- Born: July 24, 1934 Pownal, Maine, U.S.
- Died: August 28, 2019 (aged 85)
- Resting place: Old Baptist Cemetery, Yarmouth, Maine
- Known for: founding WYAR and the Heritage Radio Society
- Spouse: Lois Brown (1956–2004; her death)
- Parent(s): Charles H. King Marion Noyes

= Gary King (broadcaster) =

American businessman and radio personality

Gary Dennis King (July 24, 1934 – August 28, 2019) was an American businessman and radio personality. He founded WYAR, in Yarmouth, Maine, in 1998. He established the Heritage Radio Society three years earlier.

== Early life ==
King was born in Pownal, Maine, in 1934, to Charles King and Marion Noyes.
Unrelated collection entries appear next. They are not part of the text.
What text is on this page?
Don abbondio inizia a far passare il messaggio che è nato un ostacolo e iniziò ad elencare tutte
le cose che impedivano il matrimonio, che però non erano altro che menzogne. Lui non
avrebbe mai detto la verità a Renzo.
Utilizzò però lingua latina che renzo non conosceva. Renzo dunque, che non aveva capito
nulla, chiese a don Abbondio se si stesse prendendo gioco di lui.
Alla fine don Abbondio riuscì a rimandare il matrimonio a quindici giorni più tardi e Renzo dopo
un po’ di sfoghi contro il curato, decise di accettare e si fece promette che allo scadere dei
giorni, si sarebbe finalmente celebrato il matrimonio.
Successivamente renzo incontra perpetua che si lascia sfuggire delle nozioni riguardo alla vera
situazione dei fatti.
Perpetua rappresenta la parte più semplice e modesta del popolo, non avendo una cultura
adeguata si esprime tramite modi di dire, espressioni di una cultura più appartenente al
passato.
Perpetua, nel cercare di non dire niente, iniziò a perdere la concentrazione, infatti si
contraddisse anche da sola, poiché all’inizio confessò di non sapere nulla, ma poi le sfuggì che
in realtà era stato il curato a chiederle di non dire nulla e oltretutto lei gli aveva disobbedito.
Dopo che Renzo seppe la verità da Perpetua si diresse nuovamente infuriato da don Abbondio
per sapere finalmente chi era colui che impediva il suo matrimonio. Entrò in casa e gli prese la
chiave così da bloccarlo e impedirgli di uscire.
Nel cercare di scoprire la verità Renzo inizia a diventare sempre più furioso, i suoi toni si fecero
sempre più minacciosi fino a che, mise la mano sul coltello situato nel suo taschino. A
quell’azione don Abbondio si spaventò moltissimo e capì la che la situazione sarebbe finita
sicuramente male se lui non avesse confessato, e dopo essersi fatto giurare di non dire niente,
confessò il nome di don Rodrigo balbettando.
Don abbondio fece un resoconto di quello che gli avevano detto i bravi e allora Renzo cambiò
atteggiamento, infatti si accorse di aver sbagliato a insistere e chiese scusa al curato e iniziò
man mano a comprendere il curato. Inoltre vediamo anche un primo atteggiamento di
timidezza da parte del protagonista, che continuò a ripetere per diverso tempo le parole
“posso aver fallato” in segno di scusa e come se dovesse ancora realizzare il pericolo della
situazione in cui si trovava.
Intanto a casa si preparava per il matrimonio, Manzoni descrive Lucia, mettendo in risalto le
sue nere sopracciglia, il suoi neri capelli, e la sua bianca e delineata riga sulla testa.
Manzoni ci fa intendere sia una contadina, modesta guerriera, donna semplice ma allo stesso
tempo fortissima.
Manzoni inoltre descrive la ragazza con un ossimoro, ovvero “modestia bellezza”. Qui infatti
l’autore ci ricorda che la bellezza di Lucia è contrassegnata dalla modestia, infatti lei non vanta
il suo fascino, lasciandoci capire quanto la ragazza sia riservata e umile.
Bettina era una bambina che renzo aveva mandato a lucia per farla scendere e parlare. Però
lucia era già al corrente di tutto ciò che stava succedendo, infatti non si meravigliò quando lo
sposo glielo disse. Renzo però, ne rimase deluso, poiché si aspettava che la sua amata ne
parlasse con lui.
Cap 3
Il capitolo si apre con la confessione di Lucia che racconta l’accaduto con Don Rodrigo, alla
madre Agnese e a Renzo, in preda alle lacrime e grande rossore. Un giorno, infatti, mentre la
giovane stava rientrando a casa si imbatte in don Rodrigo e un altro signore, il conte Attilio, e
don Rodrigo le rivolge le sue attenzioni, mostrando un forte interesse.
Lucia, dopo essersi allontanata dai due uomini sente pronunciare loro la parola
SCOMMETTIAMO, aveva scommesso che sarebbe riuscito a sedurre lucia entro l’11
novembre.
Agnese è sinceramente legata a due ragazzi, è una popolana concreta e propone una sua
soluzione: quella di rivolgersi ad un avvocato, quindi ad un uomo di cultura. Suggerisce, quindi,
He moved to Yarmouth, Maine, during his childhood, and lived on East Elm Street.

He served as a radio operator in the United States Army Signal Corps in Germany at the conclusion of World War II.

== Career ==
After returning to Maine from military service, King worked as an announcer on WCME and WCSH. At WCSH, he became a television engineer, then a program director.

In 1995, he established the Heritage Radio Society. Three years later, WYAR went on the air in the basement of their home on Cousins Island, Maine. He served as the station's chief operator and manager for the next fifteen years.

== Personal life ==
In 1956, King married Lois Brown, whom he had known since he was eight years old. They had four sons.

King played the banjo, and was a member of the Ken MacKenzie band, a local group.

== Death ==
King died in 2019, aged 85, after a battle with Parkinson's disease. He had survived his wife by fifteen years. They are both interred in Yarmouth's Old Baptist Cemetery.